Imaginez un directeur des ventes, un transporteur, un prof… Nombre sont les professionnels que nous rencontrons dans l’exercice de notre métier qui s’appuient sur des statistiques pour prendre leurs décisions. Par exemple les ventes ou le nombre de colis par jour de la semaine ou par mois, les résultats des élèves. Pourtant presque aucun jusqu’ici n’a demandé à voir une distribution. Tout au plus une moyenne, ou quelques statistiques descriptives supplémentaires (min/max, quartiles pour les plus téméraires). Et si on s’intéressait à la distribution des données pour vraiment voir ce qui se passe ?

Faire parler ses données : violons pour la mort de la moyenne.

La médiocre moyenne

Vous avez peut-être entendu cette phrase : « le Français moyen n’existe pas », « la classe moyenne n’existe pas » ou une variante.

Les raisons données sont du type :

  • les données sont trop diffuses,
  • aucun ménage n’est dans la moyenne dans toutes les catégories,
  • etc.

Il y a 39 % de Français qui vivent en zone rurale, et 38M de voitures particulières en circulation en France. Pourtant vous n’êtes pas 61 % citadin et 39 % campagnard, et vous ne possédez pas 0.475 voitures. Vous êtes citadin ou campagnard à 100% selon votre lieu de résidence, et vous avez 0, 1, 2, 3,… voitures.
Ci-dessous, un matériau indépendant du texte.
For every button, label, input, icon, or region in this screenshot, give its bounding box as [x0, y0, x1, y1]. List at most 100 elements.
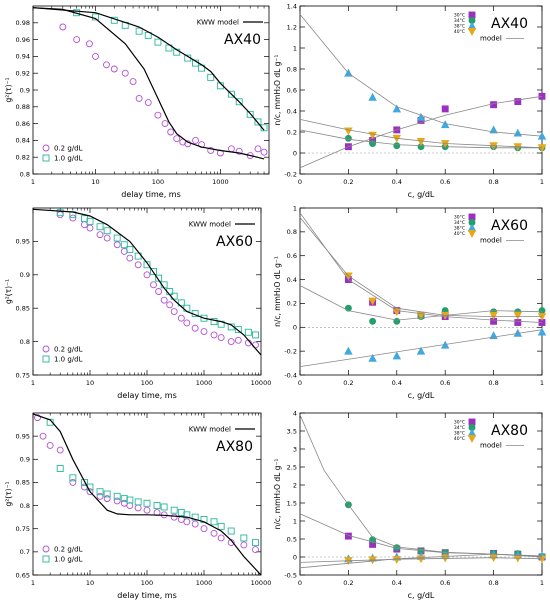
legend-marker: [467, 435, 477, 443]
y-axis-label: n/c, mmH₂O dL g⁻¹: [273, 55, 282, 126]
legend-marker: [42, 144, 50, 152]
x-tick-label: 1000: [212, 178, 229, 186]
data-point: [514, 98, 522, 106]
data-point: [191, 513, 199, 521]
panel-title: AX40: [491, 16, 528, 32]
legend-label: 1.0 g/dL: [54, 155, 83, 163]
panel-title: AX60: [491, 218, 528, 234]
data-point: [150, 281, 157, 289]
data-point: [103, 61, 110, 69]
y-tick-label: 0.86: [16, 120, 30, 128]
series-1: [59, 23, 268, 159]
data-point: [344, 127, 353, 136]
data-point: [392, 351, 402, 360]
data-point: [234, 326, 242, 334]
data-point: [246, 110, 254, 118]
data-point: [59, 23, 67, 31]
y-tick-label: 0.75: [16, 371, 30, 379]
y-tick-label: 0.92: [16, 70, 30, 78]
legend-label: 34°C: [454, 18, 465, 24]
data-point: [489, 125, 498, 134]
model-line: [32, 7, 265, 131]
y-tick-label: 1.4: [287, 2, 297, 10]
x-axis-label: delay time, ms: [117, 591, 177, 600]
model-line: [299, 212, 543, 323]
y-tick-label: 0: [293, 324, 297, 332]
data-point: [344, 134, 352, 142]
panel-title: AX80: [491, 423, 528, 439]
data-point: [254, 145, 262, 153]
data-point: [416, 346, 426, 355]
data-point: [134, 504, 142, 512]
data-point: [392, 556, 402, 564]
x-tick-label: 0: [298, 379, 302, 387]
chart-panel-2: 0 0.2 0.4 0.6 0.8 1-0.200.20.40.60.811.21.4c,…: [273, 2, 547, 199]
data-point: [126, 502, 134, 510]
data-point: [191, 324, 199, 332]
y-tick-label: 0.8: [20, 338, 30, 346]
data-point: [135, 94, 143, 102]
data-point: [235, 147, 243, 155]
y-tick-label: 0.84: [16, 137, 30, 145]
y-tick-label: 0.2: [287, 128, 297, 136]
x-tick-label: 100: [152, 178, 164, 186]
data-point: [113, 234, 121, 242]
data-point: [440, 120, 450, 129]
y-tick-label: 0: [293, 553, 297, 561]
data-point: [86, 488, 94, 496]
model-line: [299, 557, 543, 563]
y-tick-label: -0.5: [284, 571, 297, 579]
data-point: [86, 217, 94, 225]
data-point: [34, 414, 41, 422]
data-point: [85, 40, 93, 48]
data-point: [126, 254, 134, 262]
data-point: [369, 317, 377, 325]
data-point: [513, 311, 523, 320]
y-tick-label: 0.8: [287, 228, 297, 236]
data-point: [200, 328, 208, 336]
legend-label: KWW model: [197, 19, 239, 27]
data-point: [161, 120, 169, 128]
data-point: [113, 497, 121, 505]
data-point: [210, 529, 218, 537]
legend-marker: [42, 355, 50, 363]
model-line: [299, 553, 543, 569]
data-point: [170, 513, 178, 521]
legend-marker: [467, 230, 477, 238]
y-tick-label: 0.65: [16, 571, 30, 579]
data-point: [227, 90, 235, 98]
legend-label: model: [480, 237, 502, 245]
data-point: [134, 261, 142, 269]
x-tick-label: 0.2: [343, 178, 353, 186]
y-tick-label: 1.5: [287, 499, 297, 507]
data-point: [207, 147, 215, 154]
model-line: [32, 7, 265, 160]
legend-label: model: [480, 35, 502, 43]
data-point: [39, 432, 47, 440]
data-point: [126, 245, 134, 253]
legend-label: 40°C: [454, 436, 465, 442]
data-point: [183, 319, 191, 327]
x-tick-label: 0.4: [392, 379, 402, 387]
x-tick-label: 100: [141, 379, 153, 387]
legend-label: 38°C: [454, 431, 465, 437]
data-point: [143, 261, 151, 269]
y-tick-label: 1: [293, 44, 297, 52]
model-line: [299, 119, 543, 149]
y-tick-label: 4: [293, 409, 297, 417]
data-point: [160, 296, 168, 304]
data-point: [155, 288, 163, 295]
data-point: [260, 124, 268, 132]
data-point: [103, 490, 111, 498]
y-tick-label: 0.5: [287, 535, 297, 543]
data-point: [92, 52, 99, 60]
data-point: [217, 334, 225, 342]
data-point: [191, 520, 199, 528]
data-point: [210, 518, 218, 526]
series-2: [46, 418, 259, 547]
y-tick-label: 0.9: [20, 271, 30, 279]
data-point: [96, 231, 104, 239]
data-point: [183, 511, 191, 519]
model-line: [299, 14, 543, 137]
data-point: [153, 502, 161, 510]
Si on cherche à croiser ces données, on obtient des infos intéressantes. Combien les citadins ont de voitures ? Et les campagnards ? Comment l’expliquer ? Je ne vais pas y répondre, mais je souhaite montrer que des questions surgissent quand on ne se contente pas de regarder ses moyennes.

Qu’est-ce qui vous fait donc penser que vous allez vendre exactement 475 boîtes de conserve dans un magasin tous les lundis ? Ou que vous allez livrer exactement 37 colis ? Ou que vos élèves ont tous 10,7/20 ?

Quand on calcule une statistique sur N données, on perd N-1 informations. Pire, quand on croise N données avec N autres, et qu’on synthétise le tout en une combinaison de moyennes, on en perd N²-2. Et ainsi de suite. Je vous laisse faire le calcul avec un tableur de 1000 lignes.

Nos sens et notre cerveau sont capables d’en capter et d’en analyser bien plus en temps réel. C’est nécessaire ne serait-ce que pour lancer correctement un ballon vers quelqu’un. Faire son métier est-il moins important que lancer un ballon ?

Comment y voir plus clair sans se noyer ?

Ajouter d’autres statistiques descriptives

Si vous enrichissez vos analyses avec des statistiques supplémentaires, vous aurez peut-être un meilleur aperçu de vos données. Plusieurs peuvent être utiles :

  • L’écart-type. Il évalue l’étalement des données. Je conseille de systématiquement le comparer à la moyenne avec un ratio. Un écart-type qui représente 30 % de la valeur moyenne indique que les données sont plus resserrées autour de la moyenne qu’un écart-type qui représente 80 % de la moyenne.
  • La médiane. Elle a l’avantage d’exister vraiment parmi vos données, et de les couper en 2 catégories de même taille. C’est à comparer également avec la moyenne pour identifier des biais.
  • Les quartiles, déciles, voire centiles. Comme la médiane, ils découpent vos données en parts égales (respectivement quarts, dixièmes, centièmes).
  • L’écart inter-quartile, entre le top 25 % et le bottom 25 % des données mesure également l’étalement des données.
  • Minimum et maximum.

Visualiser autrement ses données

En plus d’un tableau récapitulatif de ces différentes statistiques descriptives, vous pouvez visualiser vos données. Je ne vais pas faire une liste exhaustive. Je me concentre sur les statistiques les plus communes, et sur celles que je souhaite pouvoir estimer plus facilement sur les outils modernes.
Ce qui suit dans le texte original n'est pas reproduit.